As much as possible, try to build consensus using clear proposals, testing agreement and refining. I love working with consensus processes – and my friend Tree Bressen is a master at these – for building shared ownership over decisions. Consensus building is not a matter of opening everything up and letting the conversation drift in a thousand different directions. On the contrary, it’s about providing a high level of constraints to the process which lets the group focus on its work while holding a strong container for dissent. I’ve written elsewhere about large group processes for creating broad consensus, but it comes down to a few simple elements:
- Create a clear proposal
- Have a method for testing levels agreement and expressing specific concerns
- Deal with specific concerns with an eye to developing a more robust proposal
- Test again, refine again as necessary, and decide
If you have to vote be careful to understand what a yes and a no means. The worst decisions we can make are yes/no decisions on complex topics. This is why referenda are generally counter productive for setting large scale public policy direction. Brexit is the primary example. In Canada we have had referenda on electoral reform, transit funding and Constitutional amendments that produce results that are clear, but produce ongoing civic consternation about what they mean, because it was not possible to reduce the topic into a binary resolution. The advantage of using a gradients of agreement process in advance of a yes/no vote is that you at least know what people’s concerns are. If you can’t explore agreement before hand, conduct a yes/no vote but then have everyone write down why they voted the way they did. You’ll get lots of information pertaining to implementing your decision.
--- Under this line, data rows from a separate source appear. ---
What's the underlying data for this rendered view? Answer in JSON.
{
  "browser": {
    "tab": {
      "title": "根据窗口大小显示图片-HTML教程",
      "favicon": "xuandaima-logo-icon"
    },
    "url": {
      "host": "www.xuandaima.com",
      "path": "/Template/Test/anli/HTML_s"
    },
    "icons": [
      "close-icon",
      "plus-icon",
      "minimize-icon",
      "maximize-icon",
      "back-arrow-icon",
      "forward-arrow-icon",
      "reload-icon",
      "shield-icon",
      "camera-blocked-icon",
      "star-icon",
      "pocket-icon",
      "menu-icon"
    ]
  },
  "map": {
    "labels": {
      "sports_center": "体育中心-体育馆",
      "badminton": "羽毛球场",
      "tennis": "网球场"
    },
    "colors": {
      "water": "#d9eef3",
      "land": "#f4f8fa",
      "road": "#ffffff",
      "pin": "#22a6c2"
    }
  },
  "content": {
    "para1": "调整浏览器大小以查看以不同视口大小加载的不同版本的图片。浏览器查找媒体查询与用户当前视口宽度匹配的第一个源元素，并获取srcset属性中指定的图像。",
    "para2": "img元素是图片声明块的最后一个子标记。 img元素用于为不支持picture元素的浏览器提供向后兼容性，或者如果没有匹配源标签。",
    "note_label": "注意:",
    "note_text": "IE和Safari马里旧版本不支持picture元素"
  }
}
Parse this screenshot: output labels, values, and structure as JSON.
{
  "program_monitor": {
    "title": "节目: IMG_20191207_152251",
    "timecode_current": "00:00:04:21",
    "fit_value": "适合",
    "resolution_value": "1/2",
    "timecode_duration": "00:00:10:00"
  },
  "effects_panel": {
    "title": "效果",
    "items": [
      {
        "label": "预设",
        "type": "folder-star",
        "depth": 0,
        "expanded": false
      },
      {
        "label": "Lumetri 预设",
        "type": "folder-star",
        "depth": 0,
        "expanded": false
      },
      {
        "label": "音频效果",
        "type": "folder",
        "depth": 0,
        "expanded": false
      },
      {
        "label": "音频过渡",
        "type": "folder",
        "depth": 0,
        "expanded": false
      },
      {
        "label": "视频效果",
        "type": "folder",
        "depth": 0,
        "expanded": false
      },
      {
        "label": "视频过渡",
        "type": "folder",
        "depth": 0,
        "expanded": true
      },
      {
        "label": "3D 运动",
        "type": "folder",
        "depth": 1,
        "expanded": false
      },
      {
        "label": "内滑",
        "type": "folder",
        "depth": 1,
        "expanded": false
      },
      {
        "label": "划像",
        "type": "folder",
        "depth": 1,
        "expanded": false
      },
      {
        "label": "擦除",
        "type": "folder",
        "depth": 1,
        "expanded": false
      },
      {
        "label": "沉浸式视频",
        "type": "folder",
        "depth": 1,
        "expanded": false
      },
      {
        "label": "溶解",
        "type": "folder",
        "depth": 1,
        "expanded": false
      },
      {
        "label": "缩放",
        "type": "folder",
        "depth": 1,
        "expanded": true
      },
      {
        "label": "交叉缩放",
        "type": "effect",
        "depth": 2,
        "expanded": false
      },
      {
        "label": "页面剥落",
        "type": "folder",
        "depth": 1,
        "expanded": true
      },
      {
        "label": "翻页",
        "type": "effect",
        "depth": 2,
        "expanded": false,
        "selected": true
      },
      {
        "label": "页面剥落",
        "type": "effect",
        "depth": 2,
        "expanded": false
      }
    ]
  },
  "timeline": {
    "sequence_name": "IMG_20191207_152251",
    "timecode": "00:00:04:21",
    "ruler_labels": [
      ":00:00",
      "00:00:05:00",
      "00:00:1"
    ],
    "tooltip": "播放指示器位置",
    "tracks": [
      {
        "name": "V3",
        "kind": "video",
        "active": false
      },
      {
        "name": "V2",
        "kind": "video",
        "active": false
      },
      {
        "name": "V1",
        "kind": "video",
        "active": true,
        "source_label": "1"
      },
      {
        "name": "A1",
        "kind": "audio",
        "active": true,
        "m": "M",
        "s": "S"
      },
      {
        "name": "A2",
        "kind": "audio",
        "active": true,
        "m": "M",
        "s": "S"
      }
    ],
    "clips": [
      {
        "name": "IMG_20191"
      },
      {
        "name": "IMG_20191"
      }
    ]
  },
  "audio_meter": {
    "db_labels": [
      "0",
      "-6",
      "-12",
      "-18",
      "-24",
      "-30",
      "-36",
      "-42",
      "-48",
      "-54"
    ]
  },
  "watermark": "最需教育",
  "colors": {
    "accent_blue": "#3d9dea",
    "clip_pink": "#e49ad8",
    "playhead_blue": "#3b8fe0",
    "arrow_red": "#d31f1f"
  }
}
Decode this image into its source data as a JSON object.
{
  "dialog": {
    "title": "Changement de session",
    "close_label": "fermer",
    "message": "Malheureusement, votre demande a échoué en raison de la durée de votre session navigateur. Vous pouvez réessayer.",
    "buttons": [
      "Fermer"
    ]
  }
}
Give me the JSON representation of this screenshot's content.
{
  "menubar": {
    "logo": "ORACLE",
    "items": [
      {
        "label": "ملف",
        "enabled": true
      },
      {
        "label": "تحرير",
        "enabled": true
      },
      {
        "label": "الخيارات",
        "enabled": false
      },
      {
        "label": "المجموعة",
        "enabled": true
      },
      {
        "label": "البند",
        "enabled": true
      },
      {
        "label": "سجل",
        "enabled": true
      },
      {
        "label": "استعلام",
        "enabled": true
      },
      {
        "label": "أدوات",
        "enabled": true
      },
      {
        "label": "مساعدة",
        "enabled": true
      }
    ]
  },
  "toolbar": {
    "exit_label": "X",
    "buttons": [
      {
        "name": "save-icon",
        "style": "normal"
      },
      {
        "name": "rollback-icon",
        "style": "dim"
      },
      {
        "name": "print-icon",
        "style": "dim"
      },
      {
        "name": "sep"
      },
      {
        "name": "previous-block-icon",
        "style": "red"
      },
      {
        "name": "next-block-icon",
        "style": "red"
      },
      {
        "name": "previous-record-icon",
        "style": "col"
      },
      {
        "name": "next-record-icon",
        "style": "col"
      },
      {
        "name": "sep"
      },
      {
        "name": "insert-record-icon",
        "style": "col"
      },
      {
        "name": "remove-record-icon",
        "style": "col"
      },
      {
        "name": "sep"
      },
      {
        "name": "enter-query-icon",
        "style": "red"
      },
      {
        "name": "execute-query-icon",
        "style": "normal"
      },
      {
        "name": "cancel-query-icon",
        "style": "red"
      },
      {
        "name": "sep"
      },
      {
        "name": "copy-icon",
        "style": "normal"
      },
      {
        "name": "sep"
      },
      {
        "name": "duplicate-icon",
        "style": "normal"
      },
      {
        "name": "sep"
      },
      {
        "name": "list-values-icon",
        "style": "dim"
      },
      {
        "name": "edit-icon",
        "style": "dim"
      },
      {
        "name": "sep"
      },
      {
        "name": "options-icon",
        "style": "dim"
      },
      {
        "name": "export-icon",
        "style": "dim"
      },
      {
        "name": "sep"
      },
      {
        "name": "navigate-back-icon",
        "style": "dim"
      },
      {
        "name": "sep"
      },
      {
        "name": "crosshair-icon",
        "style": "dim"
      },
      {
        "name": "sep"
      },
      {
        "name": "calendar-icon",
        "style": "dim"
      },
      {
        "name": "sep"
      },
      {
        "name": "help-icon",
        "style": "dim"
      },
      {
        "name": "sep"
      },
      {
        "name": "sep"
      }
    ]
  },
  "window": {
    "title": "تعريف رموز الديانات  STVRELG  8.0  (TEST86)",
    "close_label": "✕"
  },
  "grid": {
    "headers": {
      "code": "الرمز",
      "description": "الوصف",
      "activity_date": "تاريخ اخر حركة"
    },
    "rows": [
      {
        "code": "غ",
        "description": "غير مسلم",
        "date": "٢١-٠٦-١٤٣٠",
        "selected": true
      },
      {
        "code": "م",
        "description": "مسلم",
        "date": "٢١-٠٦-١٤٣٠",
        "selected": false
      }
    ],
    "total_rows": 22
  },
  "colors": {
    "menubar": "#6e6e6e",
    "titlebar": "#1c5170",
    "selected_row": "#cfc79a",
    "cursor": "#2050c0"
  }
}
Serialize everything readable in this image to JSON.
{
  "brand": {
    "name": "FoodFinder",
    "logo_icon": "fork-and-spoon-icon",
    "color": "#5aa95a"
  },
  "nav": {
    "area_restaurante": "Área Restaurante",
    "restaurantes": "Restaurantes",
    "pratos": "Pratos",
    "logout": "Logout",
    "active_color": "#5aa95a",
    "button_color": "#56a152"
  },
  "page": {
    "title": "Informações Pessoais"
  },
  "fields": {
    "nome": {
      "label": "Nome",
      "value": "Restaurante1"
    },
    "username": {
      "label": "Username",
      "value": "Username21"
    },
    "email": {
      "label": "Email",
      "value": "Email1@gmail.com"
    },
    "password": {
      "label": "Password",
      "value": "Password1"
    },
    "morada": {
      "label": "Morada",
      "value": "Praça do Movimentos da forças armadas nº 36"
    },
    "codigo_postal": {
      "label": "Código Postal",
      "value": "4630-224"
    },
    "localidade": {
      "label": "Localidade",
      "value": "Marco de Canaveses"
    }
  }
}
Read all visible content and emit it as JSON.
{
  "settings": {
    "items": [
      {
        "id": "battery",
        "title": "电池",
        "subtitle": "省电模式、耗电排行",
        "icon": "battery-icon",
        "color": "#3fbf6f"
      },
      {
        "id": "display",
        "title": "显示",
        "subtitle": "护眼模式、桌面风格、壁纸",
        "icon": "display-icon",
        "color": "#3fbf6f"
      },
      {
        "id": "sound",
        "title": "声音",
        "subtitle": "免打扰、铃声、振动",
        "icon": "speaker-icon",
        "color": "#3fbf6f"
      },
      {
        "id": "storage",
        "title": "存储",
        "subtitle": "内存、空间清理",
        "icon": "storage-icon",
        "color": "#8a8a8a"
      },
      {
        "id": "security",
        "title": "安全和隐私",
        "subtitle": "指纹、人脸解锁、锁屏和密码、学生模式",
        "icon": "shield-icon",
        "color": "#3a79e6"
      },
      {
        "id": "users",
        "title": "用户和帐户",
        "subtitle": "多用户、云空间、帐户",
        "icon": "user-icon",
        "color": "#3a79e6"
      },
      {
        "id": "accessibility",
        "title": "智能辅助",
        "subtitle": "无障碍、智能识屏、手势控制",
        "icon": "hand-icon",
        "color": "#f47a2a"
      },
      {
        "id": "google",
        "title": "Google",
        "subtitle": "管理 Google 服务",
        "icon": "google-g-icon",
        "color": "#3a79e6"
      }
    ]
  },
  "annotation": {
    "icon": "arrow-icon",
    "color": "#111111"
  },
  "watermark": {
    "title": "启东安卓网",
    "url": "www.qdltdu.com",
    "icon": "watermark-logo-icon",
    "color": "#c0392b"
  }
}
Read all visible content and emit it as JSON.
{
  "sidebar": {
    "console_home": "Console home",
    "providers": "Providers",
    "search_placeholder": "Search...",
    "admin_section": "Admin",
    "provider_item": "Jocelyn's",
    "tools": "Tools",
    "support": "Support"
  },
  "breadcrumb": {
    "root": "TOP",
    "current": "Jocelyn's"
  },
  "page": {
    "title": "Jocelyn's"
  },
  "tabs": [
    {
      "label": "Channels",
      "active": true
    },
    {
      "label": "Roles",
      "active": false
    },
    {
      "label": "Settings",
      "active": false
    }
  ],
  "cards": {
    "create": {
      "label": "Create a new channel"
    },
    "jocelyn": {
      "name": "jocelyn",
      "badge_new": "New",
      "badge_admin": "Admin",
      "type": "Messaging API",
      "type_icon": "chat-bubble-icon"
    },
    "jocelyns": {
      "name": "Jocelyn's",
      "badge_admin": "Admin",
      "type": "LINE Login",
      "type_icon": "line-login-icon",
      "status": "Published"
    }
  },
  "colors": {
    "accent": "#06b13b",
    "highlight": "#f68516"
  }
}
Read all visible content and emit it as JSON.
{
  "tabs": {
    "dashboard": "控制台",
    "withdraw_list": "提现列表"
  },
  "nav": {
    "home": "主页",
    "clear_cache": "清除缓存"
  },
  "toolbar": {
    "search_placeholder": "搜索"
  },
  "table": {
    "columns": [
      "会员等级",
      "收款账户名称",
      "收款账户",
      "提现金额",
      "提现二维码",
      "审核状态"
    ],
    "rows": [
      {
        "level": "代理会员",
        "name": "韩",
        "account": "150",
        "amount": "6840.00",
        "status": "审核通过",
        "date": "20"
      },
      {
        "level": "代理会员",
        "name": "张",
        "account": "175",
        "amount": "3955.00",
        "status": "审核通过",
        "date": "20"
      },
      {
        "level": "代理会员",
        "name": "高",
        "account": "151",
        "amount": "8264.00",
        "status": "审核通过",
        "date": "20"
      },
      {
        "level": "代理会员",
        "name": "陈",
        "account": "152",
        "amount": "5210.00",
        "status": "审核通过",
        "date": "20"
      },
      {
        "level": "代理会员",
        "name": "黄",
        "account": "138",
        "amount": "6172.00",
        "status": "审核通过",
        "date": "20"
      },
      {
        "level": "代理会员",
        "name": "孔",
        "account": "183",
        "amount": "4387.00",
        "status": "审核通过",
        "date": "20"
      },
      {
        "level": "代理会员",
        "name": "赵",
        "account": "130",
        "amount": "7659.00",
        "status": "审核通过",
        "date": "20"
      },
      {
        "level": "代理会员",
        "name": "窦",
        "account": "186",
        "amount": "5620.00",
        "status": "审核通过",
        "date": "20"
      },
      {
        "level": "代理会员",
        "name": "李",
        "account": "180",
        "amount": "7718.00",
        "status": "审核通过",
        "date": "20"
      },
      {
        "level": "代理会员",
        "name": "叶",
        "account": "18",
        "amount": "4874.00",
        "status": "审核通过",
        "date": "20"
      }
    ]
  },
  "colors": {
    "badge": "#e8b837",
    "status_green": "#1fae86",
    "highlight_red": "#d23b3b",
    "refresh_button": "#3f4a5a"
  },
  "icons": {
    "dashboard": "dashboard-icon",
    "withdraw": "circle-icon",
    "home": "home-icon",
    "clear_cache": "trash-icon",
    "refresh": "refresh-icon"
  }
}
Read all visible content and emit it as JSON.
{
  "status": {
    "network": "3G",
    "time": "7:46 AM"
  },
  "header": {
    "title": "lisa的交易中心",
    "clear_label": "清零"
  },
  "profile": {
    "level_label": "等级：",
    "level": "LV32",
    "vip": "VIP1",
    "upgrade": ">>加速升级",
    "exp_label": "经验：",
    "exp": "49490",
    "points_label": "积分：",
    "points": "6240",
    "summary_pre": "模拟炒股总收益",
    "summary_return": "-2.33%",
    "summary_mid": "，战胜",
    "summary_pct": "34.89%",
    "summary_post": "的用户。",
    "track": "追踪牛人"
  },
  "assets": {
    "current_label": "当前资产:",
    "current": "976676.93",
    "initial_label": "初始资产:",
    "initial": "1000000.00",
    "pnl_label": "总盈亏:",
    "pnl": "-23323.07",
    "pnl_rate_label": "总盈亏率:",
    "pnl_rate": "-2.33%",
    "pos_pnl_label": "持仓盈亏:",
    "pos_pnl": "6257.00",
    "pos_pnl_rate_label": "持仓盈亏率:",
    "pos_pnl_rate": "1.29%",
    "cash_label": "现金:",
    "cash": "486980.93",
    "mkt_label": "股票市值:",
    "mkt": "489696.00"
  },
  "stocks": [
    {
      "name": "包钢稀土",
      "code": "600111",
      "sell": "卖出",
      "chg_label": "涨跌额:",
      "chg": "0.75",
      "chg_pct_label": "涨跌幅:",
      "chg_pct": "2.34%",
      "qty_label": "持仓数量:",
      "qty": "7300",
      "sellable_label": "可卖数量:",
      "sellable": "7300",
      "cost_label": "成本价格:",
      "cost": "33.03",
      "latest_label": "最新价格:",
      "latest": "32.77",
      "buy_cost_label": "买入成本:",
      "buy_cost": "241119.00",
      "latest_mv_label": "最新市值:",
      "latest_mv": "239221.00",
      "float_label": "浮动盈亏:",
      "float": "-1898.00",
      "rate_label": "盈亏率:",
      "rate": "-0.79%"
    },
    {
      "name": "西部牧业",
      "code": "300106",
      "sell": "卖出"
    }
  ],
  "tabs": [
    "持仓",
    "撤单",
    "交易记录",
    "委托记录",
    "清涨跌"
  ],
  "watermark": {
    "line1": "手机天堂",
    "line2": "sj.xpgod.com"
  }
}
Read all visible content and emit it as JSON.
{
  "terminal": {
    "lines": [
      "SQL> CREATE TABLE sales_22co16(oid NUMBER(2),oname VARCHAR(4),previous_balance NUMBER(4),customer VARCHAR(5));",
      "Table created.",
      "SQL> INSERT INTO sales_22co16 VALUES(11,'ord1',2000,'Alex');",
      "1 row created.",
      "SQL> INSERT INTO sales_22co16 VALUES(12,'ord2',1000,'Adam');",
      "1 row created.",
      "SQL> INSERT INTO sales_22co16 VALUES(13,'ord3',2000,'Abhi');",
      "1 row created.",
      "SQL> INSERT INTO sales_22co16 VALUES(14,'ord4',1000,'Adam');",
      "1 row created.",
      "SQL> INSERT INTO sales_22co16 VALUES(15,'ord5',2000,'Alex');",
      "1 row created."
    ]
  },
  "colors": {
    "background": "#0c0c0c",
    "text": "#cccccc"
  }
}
Pay attention to dissent and to patterns of dissent and have a process for understanding these. That leads me to the last point which is to acknowledge and understand dissent in a decision making process. Good leaders and well functioning groups will make a space for dissent because it can provide important weak signals for the state of the system, Dissent can hep a group escape inattention unawareness by raising “I told you so” issues early in the process. It also helps to sustain relationships when people who are on the losing side of a decision nevertheless feel included In it. Fear of dissent creates nasty power plays and exclusion that immediately renders any tricky decision unwise.